As a security measure, security professionals at the server terminal should ensure maximum security and protection of tables holding application data. A Database management system should also put in place a ‘view’ program to allow the database to restrict users’ access rights in data fields (Client-server security, n.d).
File server security
The server system is usually controlled by a system administrator, who controls the entire system. This means that the individual performs all the administrative functions, including security. The individual controls the data files deployed through the client-server applications, which raises risks to the security of the files accessible by the client or the end-user. It is quite a hard task for a single individual to effectively monitor and control all the files available in the server, hence the risks for not realizing harmful files from intruders being high, therefore posing a security threat not only to the end-users but also to the entire system (Client-server security, n.d). To offset this phenomenon, the duties of the system administrator should be separated to have a file server auditor to interrogate vital files for the purpose of maintaining file security and authenticity for clients’ consumption.
At the workstation, the personal computer users have the overall duty of controlling the data files and other applications deployed to their PCs. Sometimes lack of controlled information can be deployed to the clients, which poses a great security threat to their machines, their organizations, or even themselves (Wilson et al 1999).
The workstation operating system assumption is that the person who turns a PC on is the owner of all the files, inclusive of the configuration files. The easy accessibility of the operating system exposes the client-server application to security risks and threats, as attacks can corrupt data in the operating system, which can be passed to other stages in the client-server system (Wilson et al 1999).
In a client-server environment, the records worked on in a PC should not be stored in the computer’s hard disk, as the records may possess detrimental files which can affect its operating system or corrupt other personal files in the PC (Client-server security, n.d). If the user records are to be stored in the computer, then a security product must be installed in place to authenticate the user activities and encrypt user data which poses a security threat to the hard disk or the network (Client-server security, n.d).

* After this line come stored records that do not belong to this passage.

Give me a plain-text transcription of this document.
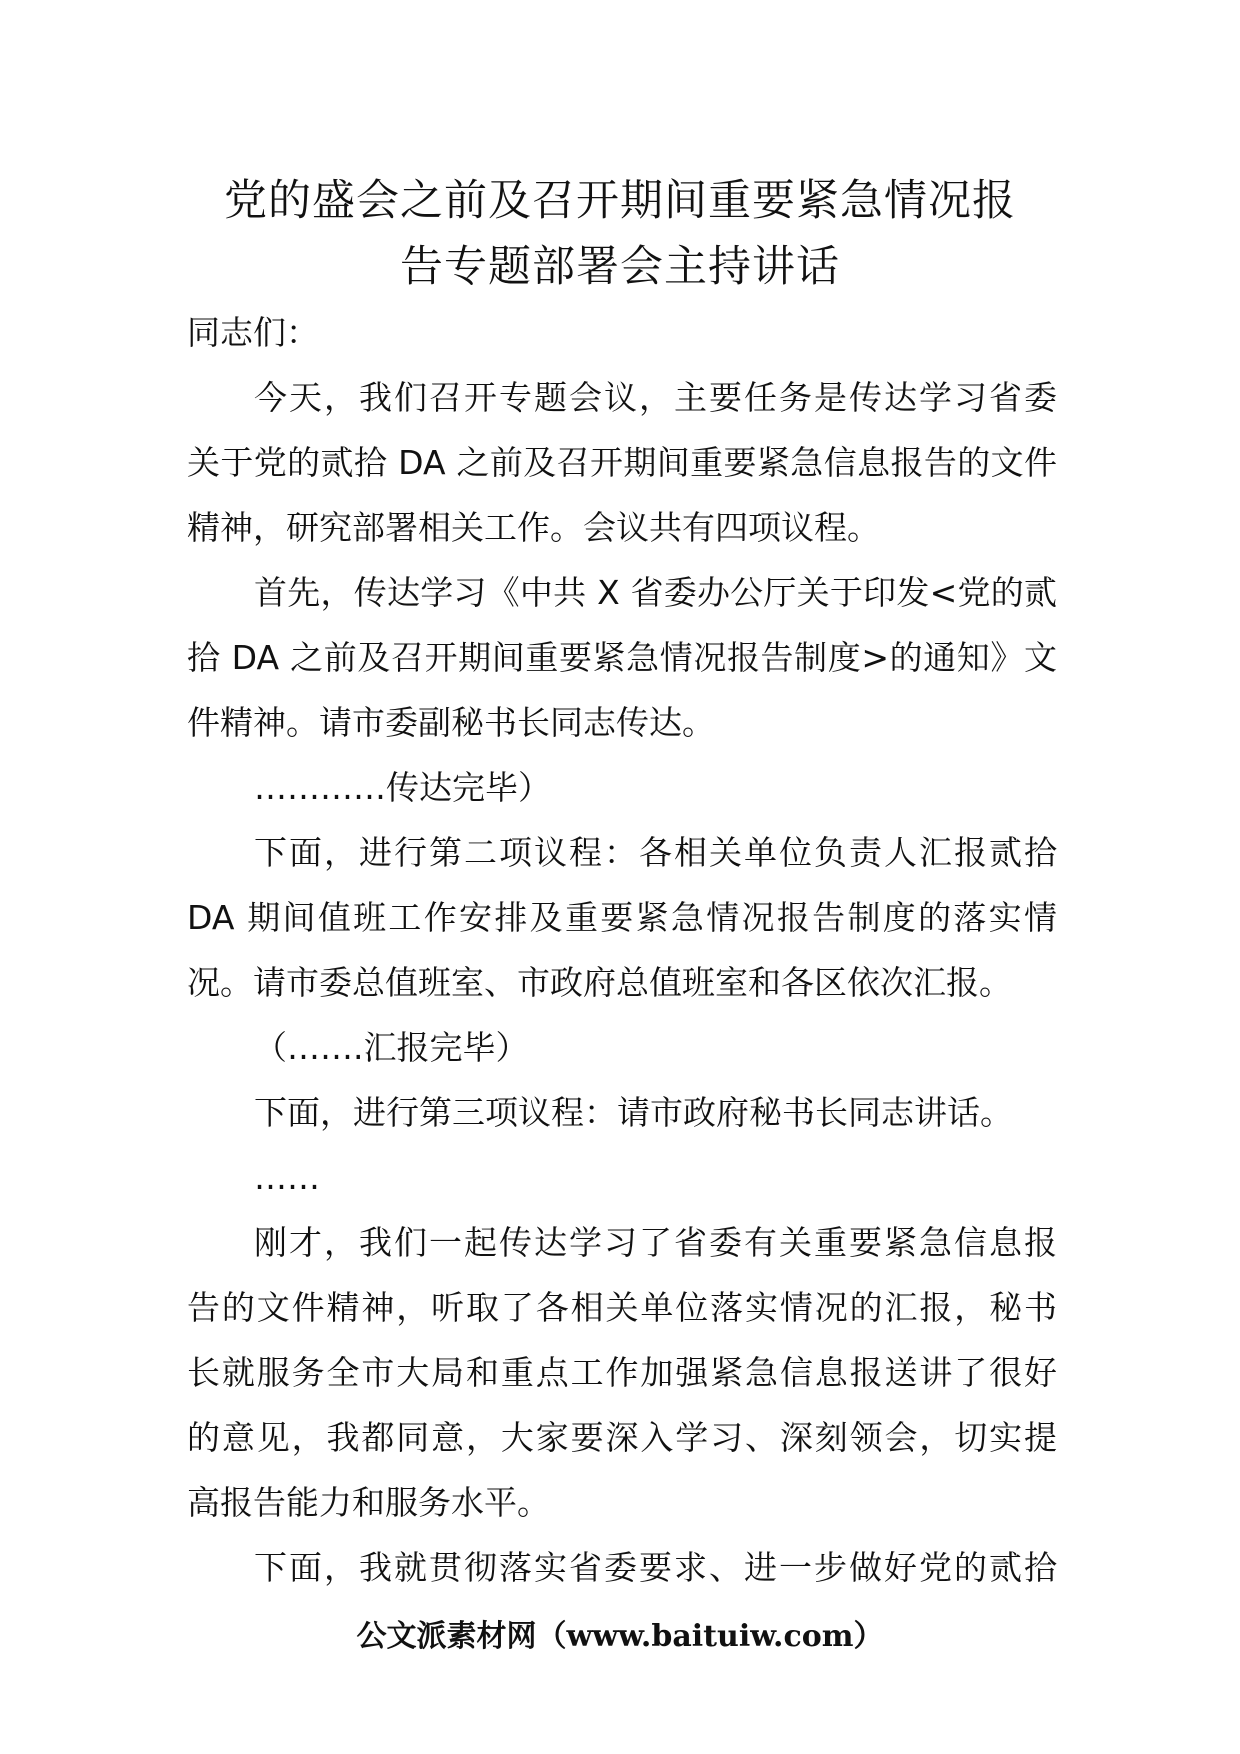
党的盛会之前及召开期间重要紧急情况报
告专题部署会主持讲话

同志们：

今天，我们召开专题会议，主要任务是传达学习省委

关于党的贰拾 DA 之前及召开期间重要紧急信息报告的文件

精神，研究部署相关工作。会议共有四项议程。

首先，传达学习《中共 X 省委办公厅关于印发<党的贰

拾 DA 之前及召开期间重要紧急情况报告制度>的通知》文

件精神。请市委副秘书长同志传达。

…………传达完毕）

下面，进行第二项议程：各相关单位负责人汇报贰拾

DA 期间值班工作安排及重要紧急情况报告制度的落实情

况。请市委总值班室、市政府总值班室和各区依次汇报。

（…….汇报完毕）

下面，进行第三项议程：请市政府秘书长同志讲话。

……

刚才，我们一起传达学习了省委有关重要紧急信息报

告的文件精神，听取了各相关单位落实情况的汇报，秘书

长就服务全市大局和重点工作加强紧急信息报送讲了很好

的意见，我都同意，大家要深入学习、深刻领会，切实提

高报告能力和服务水平。

下面，我就贯彻落实省委要求、进一步做好党的贰拾

公文派素材网（www.baituiw.com）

Security in a client-server computing system is a very vital factor for a successful client-server relationship. The servers should ensure the security and authenticity of the applications deployed to the client. This should encompass a secure network, secure database management system, and file server security as well as the clients’ station security. Through adequate security measures, sharing of data or information between the client and the server becomes friendlier and easier, as chances of cyber-attacks and access to inauthentic information are greatly minimized.
Adam, J., A. (1992). Data security. IEEE Spectrum, 29 (8), 19-20.
Client-Server security (n.d). Web.
Dewire, D. T. (1993). Client/Server Computing. Singapore. McGraw-Hill.
Guynes, C., S., Golladay,R.,M. & Huff, A. (1996). Database security in a client/server environment. ACM SIGSAC Review, 14(3) 9-12.
Wilson, I., Lin, X. & Craske, N. (1999).Client/server security issues. Web.